Читаем Автопортрет в кабинете полностью

Противопоставление этих двух типов сочетаний касается не только Гёльдерлина: оно характеризует язык поэзии как поле напряжений, по которому движутся два противоположно направленных течения – одно направлено к имени, другое связывает и удерживает слова в дискурсивной связи. Так можно различать поэтов в соответствии с тем, какая harmonia в них преобладает: на одном краю расположится гимн, всегда воспевающий имя, а на другом – элегия, оплакивающая невозможность гимна и бренность имен. И, возможно, среди приверженцев жесткой связи будут числиться величайшие поэты, от Пиндара, являющего собой образец harmonia austera среди древних, до Арнаута Даниэля (секстина – это лишь спиральное завихрение шести имен), и до Малларме, доводящего изоляцию слов до их полного рассеивания по страницам «Coup de dés»[116].
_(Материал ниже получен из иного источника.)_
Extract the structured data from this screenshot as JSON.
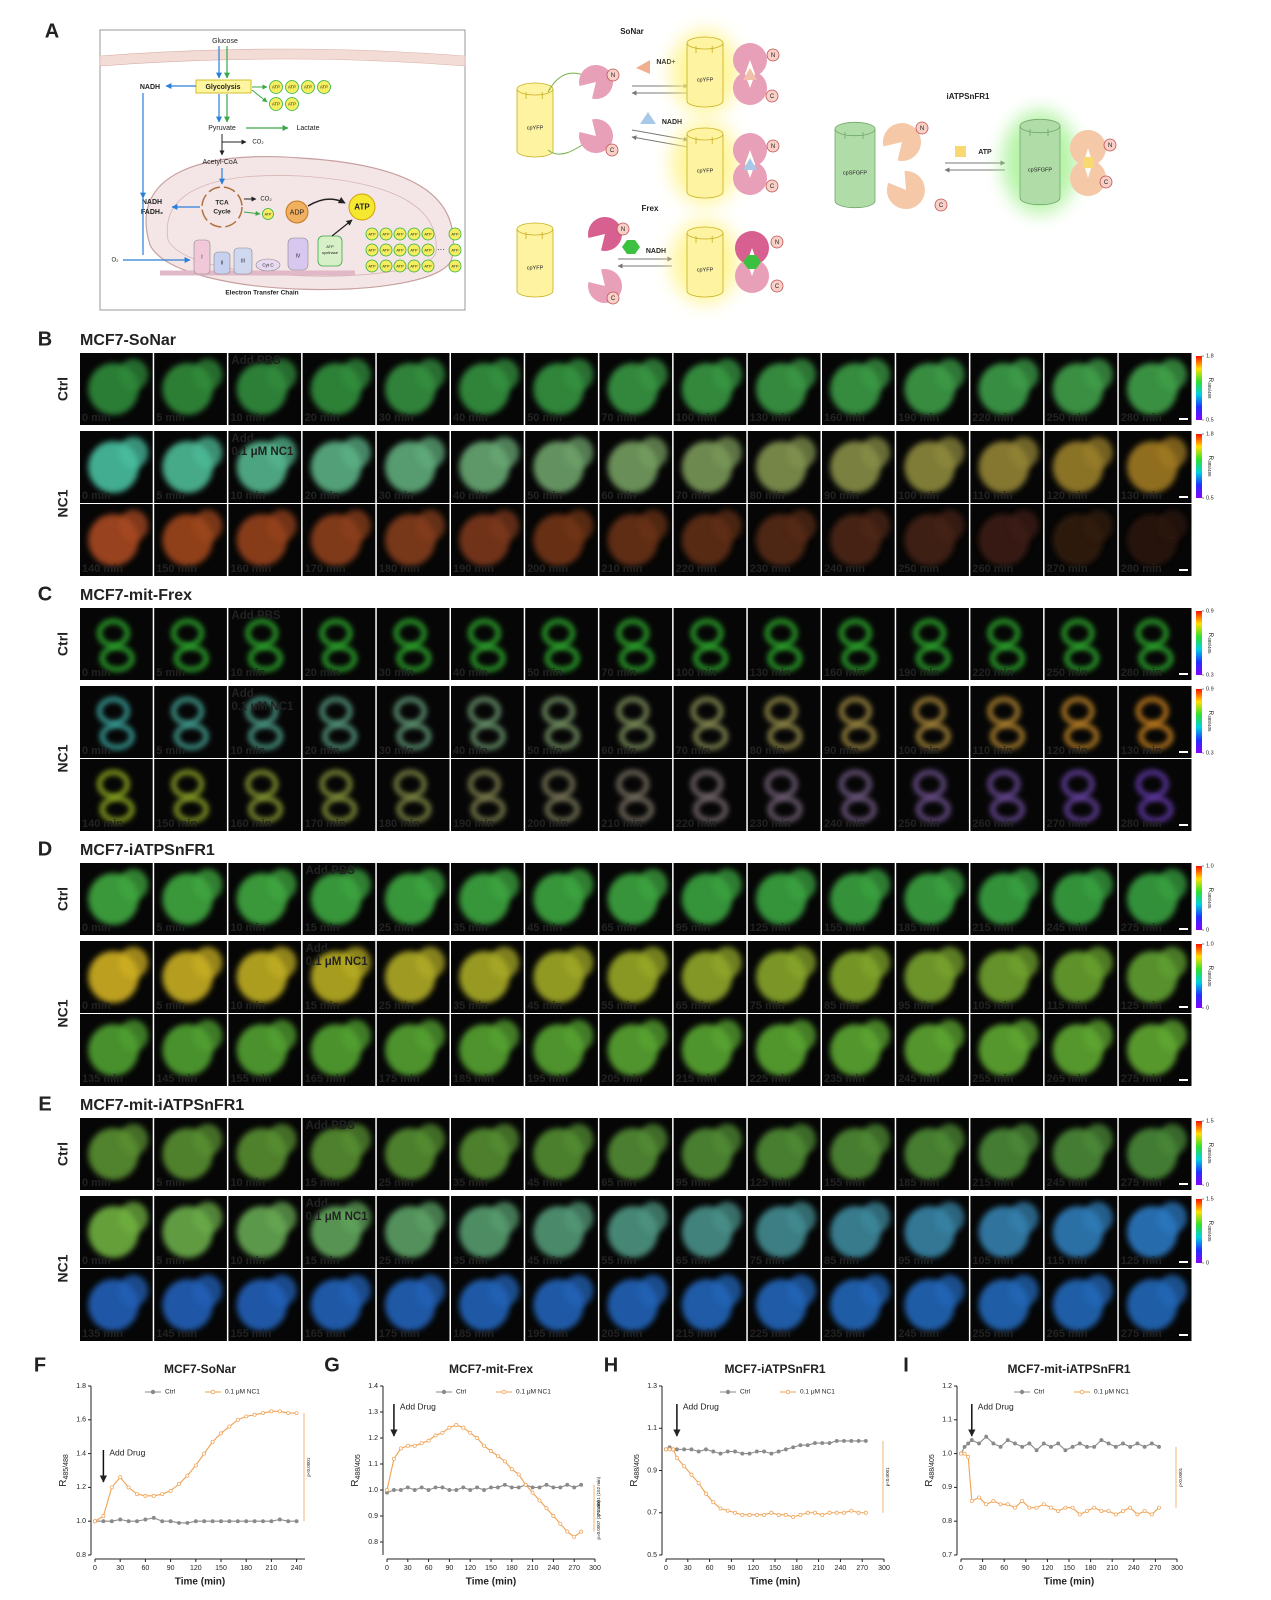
{
  "panel_a": {
    "label": "A",
    "metabolism": {
      "glucose": "Glucose",
      "glycolysis": "Glycolysis",
      "nadh": "NADH",
      "atp": "ATP",
      "pyruvate": "Pyruvate",
      "lactate": "Lactate",
      "co2": "CO₂",
      "acetyl_coa": "Acetyl-CoA",
      "tca": [
        "TCA",
        "Cycle"
      ],
      "nadh_fadh2": [
        "NADH",
        "FADH₂"
      ],
      "adp": "ADP",
      "atp_synthase": [
        "ATP",
        "synthase"
      ],
      "complexes": [
        "I",
        "II",
        "III",
        "Cyt C",
        "IV"
      ],
      "o2": "O₂",
      "ellipsis": "···",
      "etc": "Electron Transfer Chain"
    },
    "sonar": {
      "title": "SoNar",
      "fp": "cpYFP",
      "n": "N",
      "c": "C",
      "nad": "NAD+",
      "nadh": "NADH"
    },
    "frex": {
      "title": "Frex",
      "fp": "cpYFP",
      "n": "N",
      "c": "C",
      "nadh": "NADH"
    },
    "iatpsnfr1": {
      "title": "iATPSnFR1",
      "fp": "cpSFGFP",
      "n": "N",
      "c": "C",
      "atp": "ATP"
    }
  },
  "imaging": [
    {
      "label": "B",
      "title": "MCF7-SoNar",
      "rows": [
        {
          "label": "Ctrl",
          "strips": [
            [
              "0 min",
              "5 min",
              "10 min",
              "20 min",
              "30 min",
              "40 min",
              "50 min",
              "70 min",
              "100 min",
              "130 min",
              "160 min",
              "190 min",
              "220 min",
              "250 min",
              "280 min"
            ]
          ],
          "annotation": {
            "frame": 2,
            "text": [
              "Add PBS"
            ]
          },
          "colorbar": {
            "ticks": [
              0.5,
              1.8
            ],
            "label": [
              "R",
              "485/488"
            ]
          }
        },
        {
          "label": "NC1",
          "strips": [
            [
              "0 min",
              "5 min",
              "10 min",
              "20 min",
              "30 min",
              "40 min",
              "50 min",
              "60 min",
              "70 min",
              "80 min",
              "90 min",
              "100 min",
              "110 min",
              "120 min",
              "130 min"
            ],
            [
              "140 min",
              "150 min",
              "160 min",
              "170 min",
              "180 min",
              "190 min",
              "200 min",
              "210 min",
              "220 min",
              "230 min",
              "240 min",
              "250 min",
              "260 min",
              "270 min",
              "280 min"
            ]
          ],
          "annotation": {
            "frame": 2,
            "text": [
              "Add",
              "0.1 μM NC1"
            ]
          },
          "colorbar": {
            "ticks": [
              0.5,
              1.8
            ],
            "label": [
              "R",
              "485/488"
            ]
          }
        }
      ]
    },
    {
      "label": "C",
      "title": "MCF7-mit-Frex",
      "rows": [
        {
          "label": "Ctrl",
          "strips": [
            [
              "0 min",
              "5 min",
              "10 min",
              "20 min",
              "30 min",
              "40 min",
              "50 min",
              "70 min",
              "100 min",
              "130 min",
              "160 min",
              "190 min",
              "220 min",
              "250 min",
              "280 min"
            ]
          ],
          "annotation": {
            "frame": 2,
            "text": [
              "Add PBS"
            ]
          },
          "colorbar": {
            "ticks": [
              0.3,
              0.9
            ],
            "label": [
              "R",
              "488/405"
            ]
          }
        },
        {
          "label": "NC1",
          "strips": [
            [
              "0 min",
              "5 min",
              "10 min",
              "20 min",
              "30 min",
              "40 min",
              "50 min",
              "60 min",
              "70 min",
              "80 min",
              "90 min",
              "100 min",
              "110 min",
              "120 min",
              "130 min"
            ],
            [
              "140 min",
              "150 min",
              "160 min",
              "170 min",
              "180 min",
              "190 min",
              "200 min",
              "210 min",
              "220 min",
              "230 min",
              "240 min",
              "250 min",
              "260 min",
              "270 min",
              "280 min"
            ]
          ],
          "annotation": {
            "frame": 2,
            "text": [
              "Add",
              "0.1 μM NC1"
            ]
          },
          "colorbar": {
            "ticks": [
              0.3,
              0.9
            ],
            "label": [
              "R",
              "488/405"
            ]
          }
        }
      ]
    },
    {
      "label": "D",
      "title": "MCF7-iATPSnFR1",
      "rows": [
        {
          "label": "Ctrl",
          "strips": [
            [
              "0 min",
              "5 min",
              "10 min",
              "15 min",
              "25 min",
              "35 min",
              "45 min",
              "65 min",
              "95 min",
              "125 min",
              "155 min",
              "185 min",
              "215 min",
              "245 min",
              "275 min"
            ]
          ],
          "annotation": {
            "frame": 3,
            "text": [
              "Add PBS"
            ]
          },
          "colorbar": {
            "ticks": [
              0,
              {
                "value": 1,
                "label": "1.0"
              }
            ],
            "label": [
              "R",
              "488/405"
            ]
          }
        },
        {
          "label": "NC1",
          "strips": [
            [
              "0 min",
              "5 min",
              "10 min",
              "15 min",
              "25 min",
              "35 min",
              "45 min",
              "55 min",
              "65 min",
              "75 min",
              "85 min",
              "95 min",
              "105 min",
              "115 min",
              "125 min"
            ],
            [
              "135 min",
              "145 min",
              "155 min",
              "165 min",
              "175 min",
              "185 min",
              "195 min",
              "205 min",
              "215 min",
              "225 min",
              "235 min",
              "245 min",
              "255 min",
              "265 min",
              "275 min"
            ]
          ],
          "annotation": {
            "frame": 3,
            "text": [
              "Add",
              "0.1 μM NC1"
            ]
          },
          "colorbar": {
            "ticks": [
              0,
              {
                "value": 1,
                "label": "1.0"
              }
            ],
            "label": [
              "R",
              "488/405"
            ]
          }
        }
      ]
    },
    {
      "label": "E",
      "title": "MCF7-mit-iATPSnFR1",
      "rows": [
        {
          "label": "Ctrl",
          "strips": [
            [
              "0 min",
              "5 min",
              "10 min",
              "15 min",
              "25 min",
              "35 min",
              "45 min",
              "65 min",
              "95 min",
              "125 min",
              "155 min",
              "185 min",
              "215 min",
              "245 min",
              "275 min"
            ]
          ],
          "annotation": {
            "frame": 3,
            "text": [
              "Add PBS"
            ]
          },
          "colorbar": {
            "ticks": [
              0,
              1.5
            ],
            "label": [
              "R",
              "488/405"
            ]
          }
        },
        {
          "label": "NC1",
          "strips": [
            [
              "0 min",
              "5 min",
              "10 min",
              "15 min",
              "25 min",
              "35 min",
              "45 min",
              "55 min",
              "65 min",
              "75 min",
              "85 min",
              "95 min",
              "105 min",
              "115 min",
              "125 min"
            ],
            [
              "135 min",
              "145 min",
              "155 min",
              "165 min",
              "175 min",
              "185 min",
              "195 min",
              "205 min",
              "215 min",
              "225 min",
              "235 min",
              "245 min",
              "255 min",
              "265 min",
              "275 min"
            ]
          ],
          "annotation": {
            "frame": 3,
            "text": [
              "Add",
              "0.1 μM NC1"
            ]
          },
          "colorbar": {
            "ticks": [
              0,
              1.5
            ],
            "label": [
              "R",
              "488/405"
            ]
          }
        }
      ]
    }
  ],
  "chart_data": [
    {
      "type": "line",
      "panel": "F",
      "title": "MCF7-SoNar",
      "xlabel": "Time (min)",
      "ylabel": "R",
      "ylabel_sub": "485/488",
      "x": [
        0,
        10,
        20,
        30,
        40,
        50,
        60,
        70,
        80,
        90,
        100,
        110,
        120,
        130,
        140,
        150,
        160,
        170,
        180,
        190,
        200,
        210,
        220,
        230,
        240
      ],
      "xlim": [
        0,
        250
      ],
      "xticks": [
        0,
        30,
        60,
        90,
        120,
        150,
        180,
        210,
        240
      ],
      "ylim": [
        0.8,
        1.8
      ],
      "yticks": [
        0.8,
        {
          "value": 1,
          "label": "1.0"
        },
        1.2,
        1.4,
        1.6,
        1.8
      ],
      "series": [
        {
          "name": "Ctrl",
          "color": "#8a8a8a",
          "values": [
            1.0,
            1.0,
            1.0,
            1.01,
            1.0,
            1.0,
            1.01,
            1.02,
            1.0,
            1.0,
            0.99,
            0.99,
            1.0,
            1.0,
            1.0,
            1.0,
            1.0,
            1.0,
            1.0,
            1.0,
            1.0,
            1.0,
            1.01,
            1.0,
            1.0
          ]
        },
        {
          "name": "0.1 μM NC1",
          "color": "#f0a050",
          "values": [
            1.0,
            1.03,
            1.2,
            1.26,
            1.2,
            1.16,
            1.15,
            1.15,
            1.16,
            1.18,
            1.22,
            1.27,
            1.33,
            1.4,
            1.47,
            1.52,
            1.56,
            1.6,
            1.62,
            1.63,
            1.64,
            1.65,
            1.65,
            1.64,
            1.64
          ]
        }
      ],
      "annotation": {
        "text": "Add Drug",
        "x": 10
      },
      "p_labels": [
        "p<0.0001"
      ]
    },
    {
      "type": "line",
      "panel": "G",
      "title": "MCF7-mit-Frex",
      "xlabel": "Time (min)",
      "ylabel": "R",
      "ylabel_sub": "488/405",
      "x": [
        0,
        10,
        20,
        30,
        40,
        50,
        60,
        70,
        80,
        90,
        100,
        110,
        120,
        130,
        140,
        150,
        160,
        170,
        180,
        190,
        200,
        210,
        220,
        230,
        240,
        250,
        260,
        270,
        280
      ],
      "xlim": [
        0,
        300
      ],
      "xticks": [
        0,
        30,
        60,
        90,
        120,
        150,
        180,
        210,
        240,
        270,
        300
      ],
      "ylim": [
        0.75,
        1.4
      ],
      "yticks": [
        0.8,
        0.9,
        {
          "value": 1,
          "label": "1.0"
        },
        1.1,
        1.2,
        1.3,
        1.4
      ],
      "series": [
        {
          "name": "Ctrl",
          "color": "#8a8a8a",
          "values": [
            0.99,
            1.0,
            1.0,
            1.01,
            1.0,
            1.01,
            1.0,
            1.01,
            1.01,
            1.0,
            1.0,
            1.01,
            1.0,
            1.01,
            1.0,
            1.01,
            1.01,
            1.02,
            1.01,
            1.01,
            1.02,
            1.01,
            1.01,
            1.02,
            1.01,
            1.01,
            1.02,
            1.01,
            1.02
          ]
        },
        {
          "name": "0.1 μM NC1",
          "color": "#f0a050",
          "values": [
            1.0,
            1.12,
            1.16,
            1.17,
            1.17,
            1.18,
            1.19,
            1.21,
            1.22,
            1.24,
            1.25,
            1.24,
            1.22,
            1.2,
            1.17,
            1.15,
            1.13,
            1.11,
            1.08,
            1.06,
            1.02,
            0.99,
            0.96,
            0.93,
            0.9,
            0.87,
            0.84,
            0.82,
            0.84
          ]
        }
      ],
      "annotation": {
        "text": "Add Drug",
        "x": 10
      },
      "p_labels": [
        "p<0.0001 (152 min)",
        "p=0.0007 (271 min)"
      ]
    },
    {
      "type": "line",
      "panel": "H",
      "title": "MCF7-iATPSnFR1",
      "xlabel": "Time (min)",
      "ylabel": "R",
      "ylabel_sub": "488/405",
      "x": [
        0,
        5,
        10,
        15,
        25,
        35,
        45,
        55,
        65,
        75,
        85,
        95,
        105,
        115,
        125,
        135,
        145,
        155,
        165,
        175,
        185,
        195,
        205,
        215,
        225,
        235,
        245,
        255,
        265,
        275
      ],
      "xlim": [
        0,
        300
      ],
      "xticks": [
        0,
        30,
        60,
        90,
        120,
        150,
        180,
        210,
        240,
        270,
        300
      ],
      "ylim": [
        0.5,
        1.3
      ],
      "yticks": [
        0.5,
        0.7,
        0.9,
        1.1,
        1.3
      ],
      "series": [
        {
          "name": "Ctrl",
          "color": "#8a8a8a",
          "values": [
            1.0,
            1.01,
            1.0,
            1.0,
            1.0,
            1.0,
            0.99,
            1.0,
            0.99,
            0.98,
            0.99,
            0.99,
            0.98,
            0.98,
            0.99,
            0.99,
            0.98,
            0.99,
            1.0,
            1.01,
            1.02,
            1.02,
            1.03,
            1.03,
            1.03,
            1.04,
            1.04,
            1.04,
            1.04,
            1.04
          ]
        },
        {
          "name": "0.1 μM NC1",
          "color": "#f0a050",
          "values": [
            1.0,
            1.0,
            1.0,
            0.96,
            0.92,
            0.88,
            0.84,
            0.79,
            0.75,
            0.72,
            0.71,
            0.7,
            0.69,
            0.69,
            0.69,
            0.69,
            0.7,
            0.69,
            0.69,
            0.68,
            0.69,
            0.7,
            0.7,
            0.69,
            0.7,
            0.7,
            0.7,
            0.71,
            0.7,
            0.7
          ]
        }
      ],
      "annotation": {
        "text": "Add Drug",
        "x": 15
      },
      "p_labels": [
        "p<0.0001"
      ]
    },
    {
      "type": "line",
      "panel": "I",
      "title": "MCF7-mit-iATPSnFR1",
      "xlabel": "Time (min)",
      "ylabel": "R",
      "ylabel_sub": "488/405",
      "x": [
        0,
        5,
        10,
        15,
        25,
        35,
        45,
        55,
        65,
        75,
        85,
        95,
        105,
        115,
        125,
        135,
        145,
        155,
        165,
        175,
        185,
        195,
        205,
        215,
        225,
        235,
        245,
        255,
        265,
        275
      ],
      "xlim": [
        0,
        300
      ],
      "xticks": [
        0,
        30,
        60,
        90,
        120,
        150,
        180,
        210,
        240,
        270,
        300
      ],
      "ylim": [
        0.7,
        1.2
      ],
      "yticks": [
        0.7,
        0.8,
        0.9,
        {
          "value": 1,
          "label": "1.0"
        },
        1.1,
        1.2
      ],
      "series": [
        {
          "name": "Ctrl",
          "color": "#8a8a8a",
          "values": [
            1.0,
            1.02,
            1.03,
            1.04,
            1.03,
            1.05,
            1.03,
            1.02,
            1.04,
            1.03,
            1.02,
            1.03,
            1.01,
            1.03,
            1.02,
            1.03,
            1.01,
            1.02,
            1.03,
            1.02,
            1.02,
            1.04,
            1.03,
            1.02,
            1.03,
            1.02,
            1.03,
            1.02,
            1.03,
            1.02
          ]
        },
        {
          "name": "0.1 μM NC1",
          "color": "#f0a050",
          "values": [
            1.0,
            1.0,
            0.99,
            0.86,
            0.87,
            0.85,
            0.86,
            0.85,
            0.85,
            0.84,
            0.86,
            0.84,
            0.84,
            0.85,
            0.84,
            0.83,
            0.84,
            0.84,
            0.82,
            0.83,
            0.84,
            0.83,
            0.83,
            0.82,
            0.83,
            0.84,
            0.82,
            0.83,
            0.82,
            0.84
          ]
        }
      ],
      "annotation": {
        "text": "Add Drug",
        "x": 15
      },
      "p_labels": [
        "p<0.0001"
      ]
    }
  ]
}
В том же ключе можно осмыслить и язык философии, чье поле разделено между философами имени – их основоположником является Платон: идея есть лишь «само имя» – и философами дискурса, выступающими под эгидой Аристотеля, упорно предпочитающего апофантический логос, который может быть лишь истинным или ложным (имя по определению ускользает от этой дихотомии). Для одних речь идет о том, чтобы направить поток дискурса к устью имени (в этом смысле, сократический диалог является сложным приспособлением, призванным вычленить из плотного диалектического обмена возможность ономы, то есть идеи: Прекрасного, Справедливого, Хорошего…); для других, напротив, суть заключается в том, чтобы устранить имя, растворив его в ритме дискурса.


Какими бы разными ни были стратегии письма, с которыми мне пришлось иметь дело, я все же без колебаний причисляю себя к приверженцам жесткой связи: язык не дан нам лишь для того, чтобы сказать что-то о чем-то, а представляет собой стремление к имени, освобождение ономы от бесконечных дискурсивных козней логоса.


На одной из книжных полок в Венеции, рядом с книгами Джорджо Паскуали[117], я храню фотографию, запечатлевшую его в мгновение того душевного счастья, о котором рассказывают его ученики. Этот писатель – экстравагантный, как и его произведения, и, безусловно, один из крупнейших итальянских авторов XX века – для меня является символом одного из моих самых навязчивых соблазнов – филологии, которую мне никогда не удавалось отделить от философии. В письме 1921 года Беньямин сравнил ее с аскетической техникой, сулящей те наслаждения, которые философы-неоплатоники искали в созерцании. Филолог мистически созерцает язык, но в особенности, как пишет Беньямин, терминологию, то есть именно тот аспект – имя, – который жесткая связь обособляет и возвеличивает. Поэтому в своей внешней форме она похожа на магическую практику, что «зачаровывает исследователя», заставляя его забыть об историческом контексте, в котором его предмет – текст – должен располагаться и выстраиваться для того, чтобы обрести внятность.

Именно в диалектике текста, в его недосягаемой, почти волшебной изначальной неизменности, и истории традиции, донесшей его до нас, для Паскуали и заключается смысл филологии. Название его шедевра «История традиции и критика текста» в этом смысле красноречиво: лишь критическое познание традиции позволяет подступиться к тексту, который мы хотим прочесть; но этот текст не является – или почти никогда не является – оригиналом, он лишь то, чего мы достигаем, двигаясь против течения живой истории его традиции. В модели Лахмана[118] архетип, к которому филолог сводит бесчисленные и разнообразные рукописи, не является оригиналом – он сам искажен и испорчен; лишь путем сравнения испорченных рукописей оказывается возможным выявить их архетип.

В этом для меня заключается несравненный политический урок филологии. Она учит, что мы всегда, без исключений, получаем нашу культуру – как и наш язык – через историческую традицию, но эта традиция осознанно или неосознанно всегда искажалась и обезображивалась. Даже когда, как в случае не столь удаленных от нас по времени текстов, мы обладаем авторскими рукописями, они – как известно всякому, кто держал их в руках, – уже содержат множество вариантов, и, чтобы выбрать из них, мы должны снова обратиться к филологической практике. Оригинал в действительности находится не в прошлом, а в настоящем, в том мгновении, когда филолог – или тот филолог, который неизбежно присутствует в любом политически сознательном читателе, – сталкивается лицом к лицу с традицией и приступает к тому, что Хайдеггер справедливо определял как неумолимое, безоговорочное «разрушение».